About Sistema Aotearoa:
Launched in April 2011, Sistema Aotearoa is a music education and social intervention
initiative led by Auckland Philharmonia Orchestra, with funding for a two-year pilot programme
coming from the Ministry for Culture and Heritage. Sistema Aotearoa is based at Otara Music
Arts Centre (OMAC) in Otara town centre.

The first Sistema programme was founded in Venezuela in the mid-1970s. More than 400,000
children learn an orchestral instrument, and the programme has been credited with a drop in
youth crime, a rise in school attendance rates, and a reduction in the number of young people
falling into lives of gangs and drugs.

In New Zealand, initial indications suggested that the first Sistema intake would comprise 50
students; however, 80 children turned up on the first day.
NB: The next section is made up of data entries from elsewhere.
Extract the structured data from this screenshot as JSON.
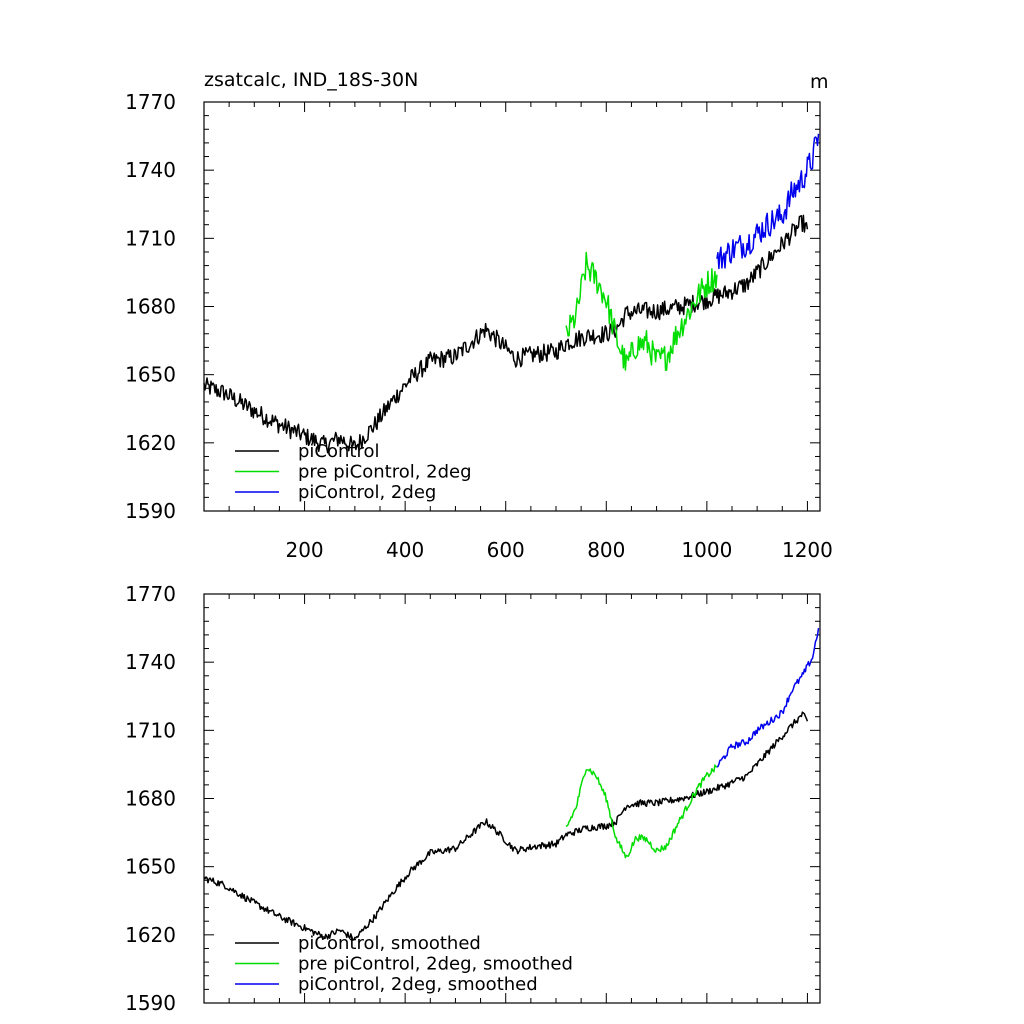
{
  "chart_data": [
    {
      "type": "line",
      "title": "zsatcalc, IND_18S-30N",
      "units": "m",
      "xlim": [
        0,
        1225
      ],
      "ylim": [
        1590,
        1770
      ],
      "yticks": [
        1590,
        1620,
        1650,
        1680,
        1710,
        1740,
        1770
      ],
      "xticks": [
        200,
        400,
        600,
        800,
        1000,
        1200
      ],
      "show_x_tick_labels": true,
      "legend_position": "bottom-left",
      "series": [
        {
          "name": "piControl",
          "color": "#000000",
          "noise": 4,
          "x": [
            0,
            40,
            100,
            150,
            200,
            240,
            270,
            300,
            340,
            380,
            410,
            450,
            500,
            530,
            560,
            580,
            620,
            660,
            700,
            720,
            760,
            800,
            820,
            840,
            870,
            900,
            950,
            1000,
            1040,
            1080,
            1120,
            1160,
            1190,
            1200
          ],
          "values": [
            1645,
            1642,
            1634,
            1628,
            1623,
            1619,
            1622,
            1618,
            1628,
            1640,
            1648,
            1656,
            1658,
            1664,
            1670,
            1666,
            1657,
            1659,
            1660,
            1664,
            1667,
            1668,
            1670,
            1677,
            1678,
            1678,
            1680,
            1683,
            1686,
            1690,
            1700,
            1710,
            1717,
            1714
          ]
        },
        {
          "name": "pre piControl, 2deg",
          "color": "#00dd00",
          "noise": 6,
          "x": [
            720,
            740,
            760,
            780,
            800,
            820,
            840,
            860,
            880,
            900,
            920,
            940,
            960,
            980,
            1000,
            1020
          ],
          "values": [
            1667,
            1676,
            1698,
            1692,
            1683,
            1666,
            1654,
            1663,
            1664,
            1656,
            1658,
            1668,
            1676,
            1684,
            1690,
            1694
          ]
        },
        {
          "name": "piControl, 2deg",
          "color": "#0000ee",
          "noise": 6,
          "x": [
            1020,
            1050,
            1080,
            1100,
            1120,
            1150,
            1170,
            1190,
            1210,
            1222
          ],
          "values": [
            1700,
            1705,
            1708,
            1712,
            1716,
            1720,
            1730,
            1736,
            1745,
            1756
          ]
        }
      ]
    },
    {
      "type": "line",
      "title": "",
      "units": "",
      "xlim": [
        0,
        1225
      ],
      "ylim": [
        1590,
        1770
      ],
      "yticks": [
        1590,
        1620,
        1650,
        1680,
        1710,
        1740,
        1770
      ],
      "xticks": [
        200,
        400,
        600,
        800,
        1000,
        1200
      ],
      "show_x_tick_labels": false,
      "legend_position": "bottom-left",
      "series": [
        {
          "name": "piControl, smoothed",
          "color": "#000000",
          "noise": 1.5,
          "x": [
            0,
            40,
            100,
            150,
            200,
            240,
            270,
            300,
            340,
            380,
            410,
            450,
            500,
            530,
            560,
            580,
            620,
            660,
            700,
            720,
            760,
            800,
            820,
            840,
            870,
            900,
            950,
            1000,
            1040,
            1080,
            1120,
            1160,
            1190,
            1200
          ],
          "values": [
            1645,
            1642,
            1634,
            1628,
            1623,
            1619,
            1622,
            1618,
            1628,
            1640,
            1648,
            1656,
            1658,
            1664,
            1670,
            1666,
            1657,
            1659,
            1660,
            1664,
            1667,
            1668,
            1670,
            1677,
            1678,
            1678,
            1680,
            1683,
            1686,
            1690,
            1700,
            1710,
            1717,
            1714
          ]
        },
        {
          "name": "pre piControl, 2deg, smoothed",
          "color": "#00dd00",
          "noise": 1.5,
          "x": [
            720,
            740,
            760,
            780,
            800,
            820,
            840,
            860,
            880,
            900,
            920,
            940,
            960,
            980,
            1000,
            1020
          ],
          "values": [
            1667,
            1676,
            1694,
            1690,
            1680,
            1662,
            1654,
            1663,
            1662,
            1657,
            1659,
            1668,
            1676,
            1684,
            1690,
            1694
          ]
        },
        {
          "name": "piControl, 2deg, smoothed",
          "color": "#0000ee",
          "noise": 1.5,
          "x": [
            1020,
            1050,
            1080,
            1100,
            1120,
            1150,
            1170,
            1190,
            1210,
            1222
          ],
          "values": [
            1694,
            1703,
            1705,
            1710,
            1713,
            1718,
            1728,
            1734,
            1742,
            1755
          ]
        }
      ]
    }
  ]
}
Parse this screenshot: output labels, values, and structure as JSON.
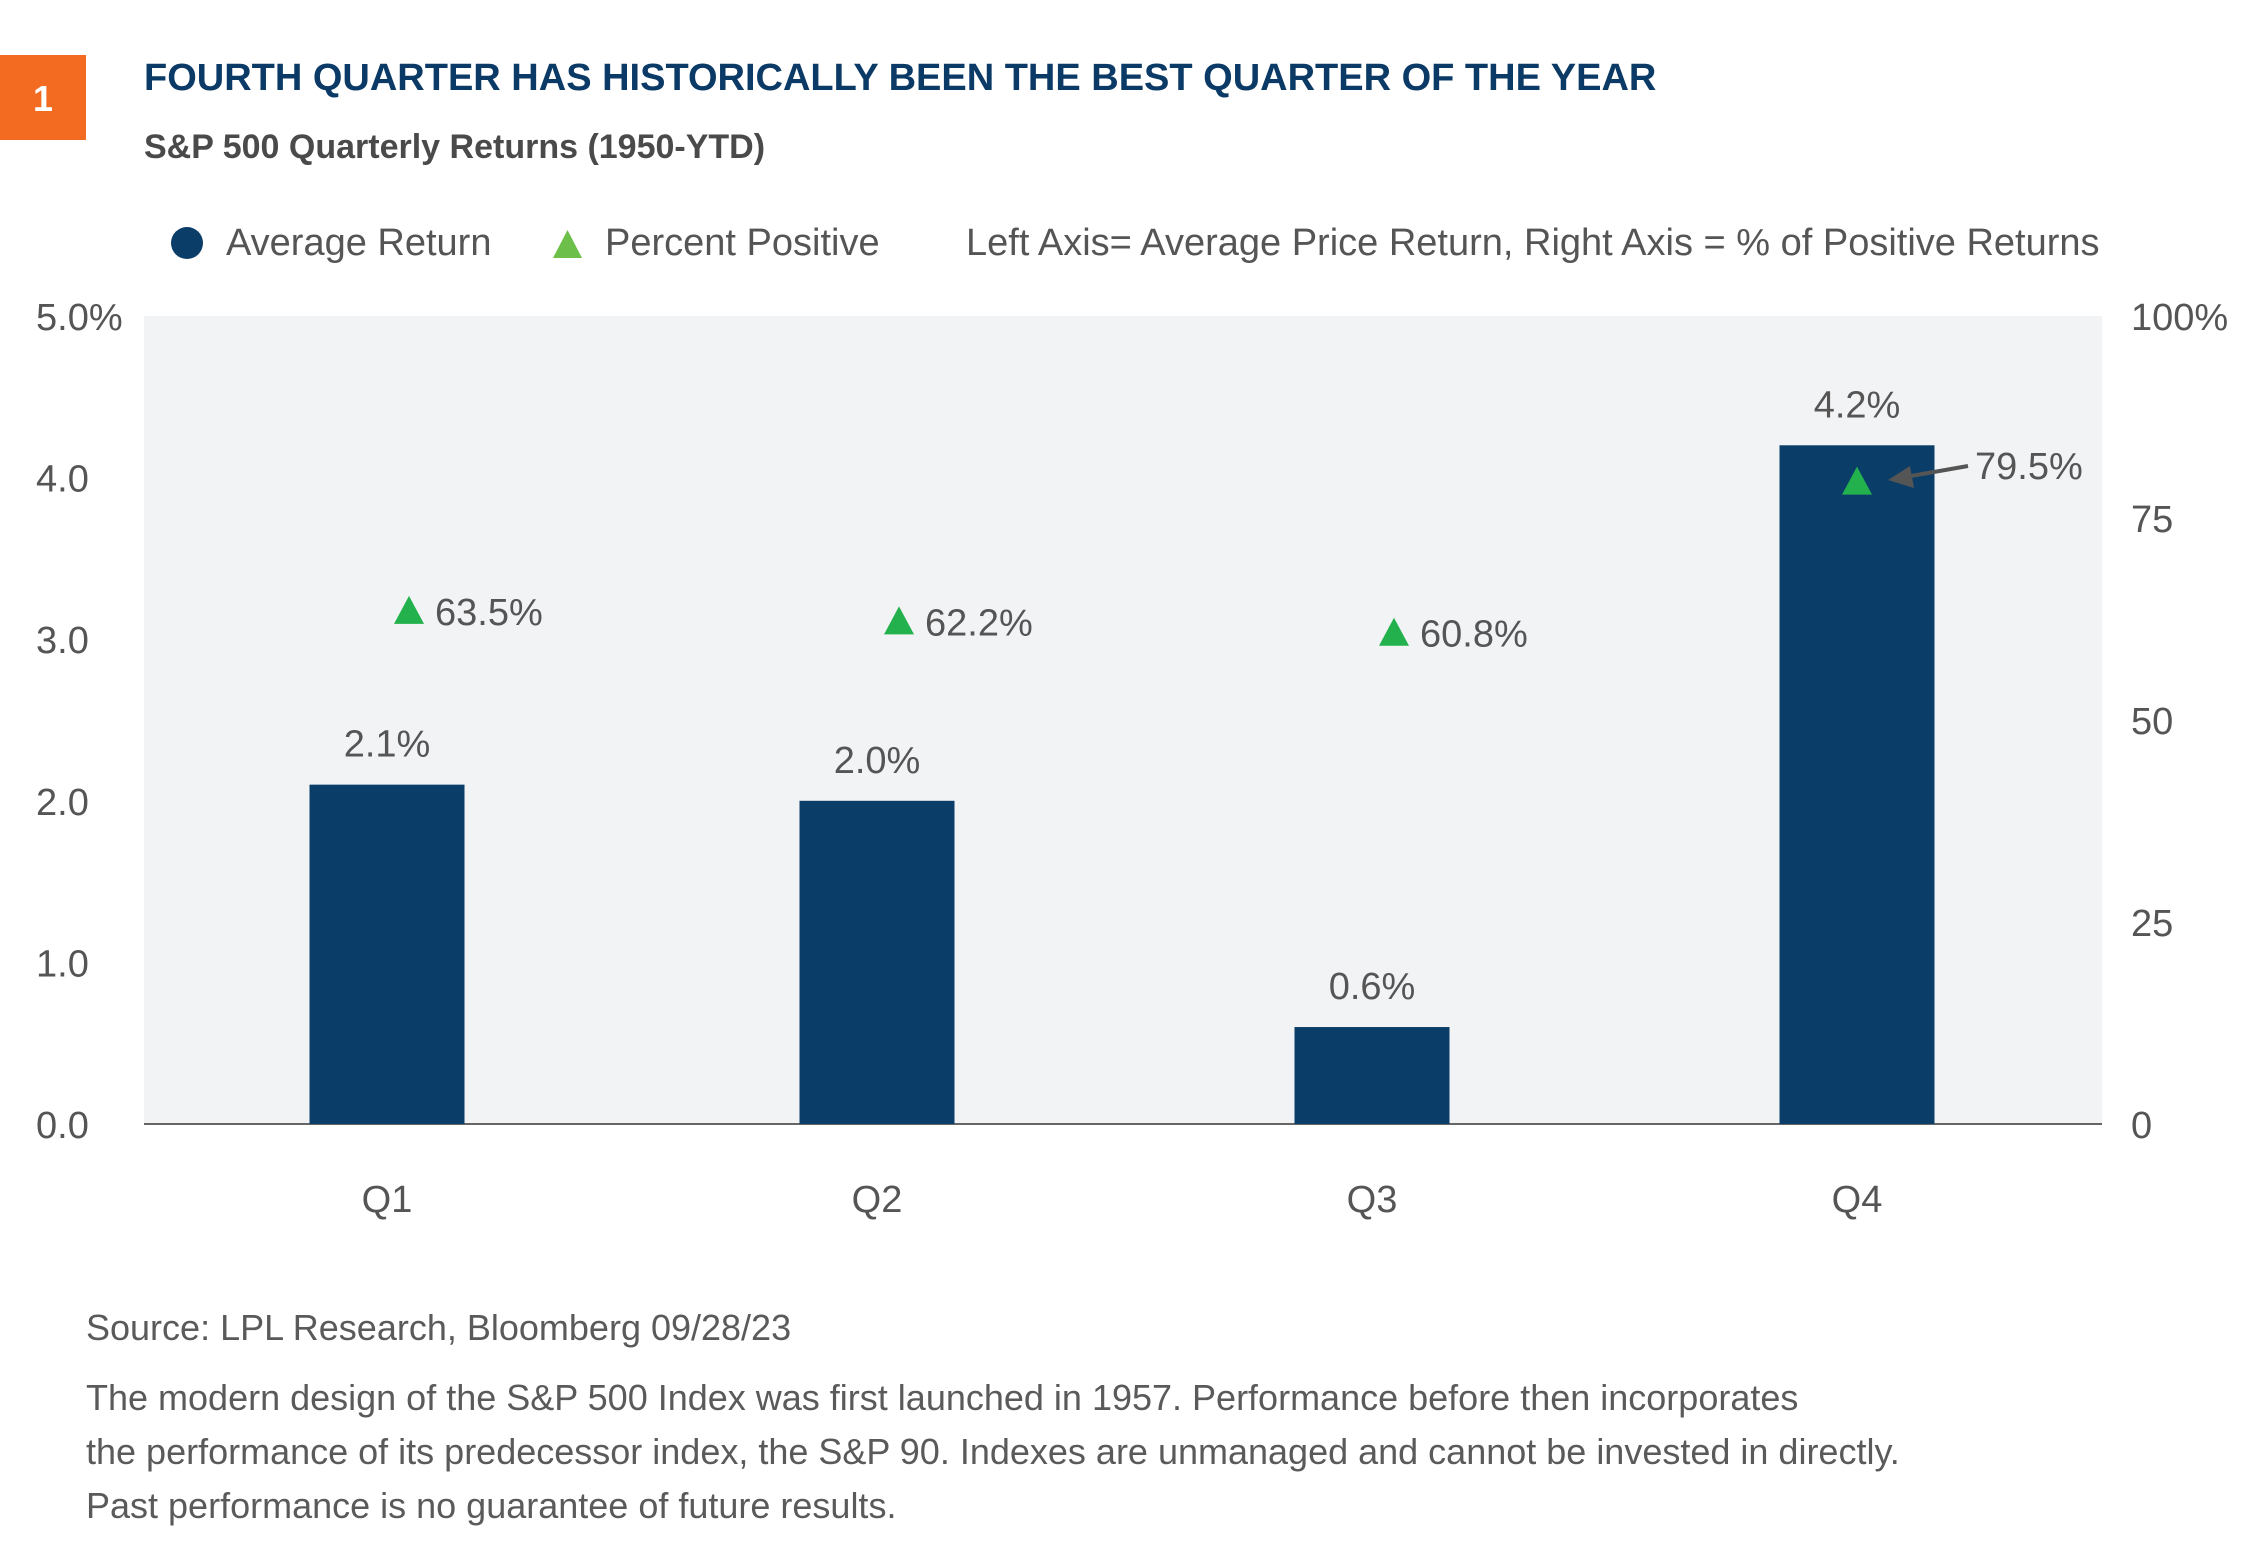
{
  "badge": "1",
  "title": "FOURTH QUARTER HAS HISTORICALLY BEEN THE BEST QUARTER OF THE YEAR",
  "subtitle": "S&P 500 Quarterly Returns (1950-YTD)",
  "legend_note": "Left Axis= Average Price Return, Right Axis = % of Positive Returns",
  "source": "Source: LPL Research, Bloomberg  09/28/23",
  "footnote": [
    "The modern design of the S&P 500 Index was first launched in 1957. Performance before then incorporates",
    "the performance of its predecessor index, the S&P 90. Indexes are unmanaged and cannot be invested in directly.",
    "Past performance is no guarantee of future results."
  ],
  "colors": {
    "bar": "#0b3d69",
    "triangle": "#22b14c",
    "badge": "#f26b21",
    "plot_bg": "#f2f3f5"
  },
  "chart_data": {
    "type": "bar",
    "categories": [
      "Q1",
      "Q2",
      "Q3",
      "Q4"
    ],
    "series": [
      {
        "name": "Average Return",
        "type": "bar",
        "axis": "left",
        "values": [
          2.1,
          2.0,
          0.6,
          4.2
        ],
        "labels": [
          "2.1%",
          "2.0%",
          "0.6%",
          "4.2%"
        ]
      },
      {
        "name": "Percent Positive",
        "type": "marker-triangle",
        "axis": "right",
        "values": [
          63.5,
          62.2,
          60.8,
          79.5
        ],
        "labels": [
          "63.5%",
          "62.2%",
          "60.8%",
          "79.5%"
        ]
      }
    ],
    "left_axis": {
      "range": [
        0,
        5
      ],
      "ticks": [
        "0.0",
        "1.0",
        "2.0",
        "3.0",
        "4.0",
        "5.0%"
      ]
    },
    "right_axis": {
      "range": [
        0,
        100
      ],
      "ticks": [
        "0",
        "25",
        "50",
        "75",
        "100%"
      ]
    },
    "legend_placement": "top",
    "grid": false
  }
}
Sistema Aotearoa now has more
than children enrolled and attending regular classes in music instrument instruction.

The students are drawn from 7 primary schools, all within walking distance of OMAC. This is
part of the Sistema philosophy, whereby there should be no cost – and therefore no economic
barriers – to musical participation. Similarly, instruments are provided free of charge, as is the
tuition, which is supplied by professional musicians and music teachers.

As well as the after-school classes and school holiday immersion courses attended by the
core students, tutors from Sistema Aotearoa travel to the 7 schools during class time to give
lessons in general musicianship, meaning that the programme has now exposed 450 children
in the Otara area to the joys of music making.